More than that, I don’t think that we can dissociate entirely from the “bad Christianity;” not because I myself am likely to run an inquisition, or a genocide – let’s face it, I’m squeamish like that – but because it is really important that I and every other Christian engage seriously with our own fears, our own pride, our own will to power; all the things which are behind the inquisitions, genocides, and the polite modern suburban hells which we create in our own homes and cities, when we fail to love our children, our siblings, or those otherwise closest to us because they are gay, or mentally ill, or defy us, or whatever other reason we think justifies our behaviour. I need the inquisition and the genocide to remind me to be gentle with the friend who is afraid to come out to me, or whose depression exasperates me, or whatever else. As one person I heard put it, “The line between good and evil runs through the middle of each person’s heart.” I can’t externalise evil, scapegoat it, or project it elsewhere with any integrity, and if I try, I’m only going to end up in a very unhealthy state, and deceiving no one but myself. (That is, perhaps, a more modern way of articulating a sense of sin).

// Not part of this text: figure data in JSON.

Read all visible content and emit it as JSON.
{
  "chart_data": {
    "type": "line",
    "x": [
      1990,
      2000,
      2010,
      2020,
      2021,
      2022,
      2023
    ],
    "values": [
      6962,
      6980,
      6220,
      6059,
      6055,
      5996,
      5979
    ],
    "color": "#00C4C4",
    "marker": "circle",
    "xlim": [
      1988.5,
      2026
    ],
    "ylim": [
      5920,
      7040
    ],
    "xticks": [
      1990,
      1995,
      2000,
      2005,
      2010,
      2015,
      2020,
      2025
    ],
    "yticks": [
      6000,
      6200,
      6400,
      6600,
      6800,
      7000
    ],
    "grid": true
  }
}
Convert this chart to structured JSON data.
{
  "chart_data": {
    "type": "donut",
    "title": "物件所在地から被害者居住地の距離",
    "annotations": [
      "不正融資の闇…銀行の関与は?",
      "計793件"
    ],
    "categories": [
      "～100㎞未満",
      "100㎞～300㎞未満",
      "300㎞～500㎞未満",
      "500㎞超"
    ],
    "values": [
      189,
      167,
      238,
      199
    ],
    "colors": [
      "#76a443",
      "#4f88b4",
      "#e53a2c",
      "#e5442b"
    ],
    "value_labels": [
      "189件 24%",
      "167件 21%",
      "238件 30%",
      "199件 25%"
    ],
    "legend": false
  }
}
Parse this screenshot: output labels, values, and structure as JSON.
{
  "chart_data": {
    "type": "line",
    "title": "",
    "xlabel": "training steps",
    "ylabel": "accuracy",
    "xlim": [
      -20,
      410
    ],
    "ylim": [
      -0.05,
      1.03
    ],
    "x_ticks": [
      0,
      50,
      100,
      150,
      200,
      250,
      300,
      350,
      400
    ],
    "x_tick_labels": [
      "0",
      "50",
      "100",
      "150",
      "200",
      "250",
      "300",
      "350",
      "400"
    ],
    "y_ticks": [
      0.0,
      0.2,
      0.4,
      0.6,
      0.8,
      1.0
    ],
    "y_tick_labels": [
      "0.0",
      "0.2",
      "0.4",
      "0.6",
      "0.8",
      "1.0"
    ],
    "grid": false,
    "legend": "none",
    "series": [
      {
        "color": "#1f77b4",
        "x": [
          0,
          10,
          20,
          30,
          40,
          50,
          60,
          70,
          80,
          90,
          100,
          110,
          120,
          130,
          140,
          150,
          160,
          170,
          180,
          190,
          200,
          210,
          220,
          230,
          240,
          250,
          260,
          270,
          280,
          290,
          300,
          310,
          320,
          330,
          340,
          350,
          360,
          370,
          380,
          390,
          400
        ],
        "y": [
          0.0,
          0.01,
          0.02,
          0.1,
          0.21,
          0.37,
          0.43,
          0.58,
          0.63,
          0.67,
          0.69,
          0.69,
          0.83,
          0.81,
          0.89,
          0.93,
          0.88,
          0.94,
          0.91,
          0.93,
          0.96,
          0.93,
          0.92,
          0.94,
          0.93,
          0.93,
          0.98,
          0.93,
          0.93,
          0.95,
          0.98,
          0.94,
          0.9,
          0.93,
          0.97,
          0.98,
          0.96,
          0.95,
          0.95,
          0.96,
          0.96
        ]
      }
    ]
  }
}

It does frustrate me, however, that in dealing with the complex spectrum which is Christianity, its would-be opponents collapse all Christianity into its worst examples. How can I have a reasonable discussion about who I am, and what I’m about as a person, when I’m being labelled as a willing collaborator in pedophilia, homophobia, misogyny, genocide, etc, etc? Those things happen; they mostly leave me as appalled and angry as any outsider, and it’s not that I want kudos for being “better” than that; but I want to be recognised as someone who is committed to being better than that. The idea that some of us might actually want to see – and bring about – transformationfrom within doesn’t seem to occur to anyone.
However, I think it’s also true that Christians such as those belonging to Westboro Baptist Church are going to be in the forefront of the media and people’s minds not least because they’re active. I might loathe what they do, but they’re out there, doing. And as long as the sort of Christians who think that “real” Christianity is different to that are quiet, passive, focussed inwardly on the individual life of faith, or the social life of the church, rather than vocal and active and actually making a difference in the world in the way which seems right to us, we can hardly complain when our sort of Christianity is overlooked and we’re lumped in with the nutcases and the fringe groups. Hence, the title of this post: will the real Christians please stand up?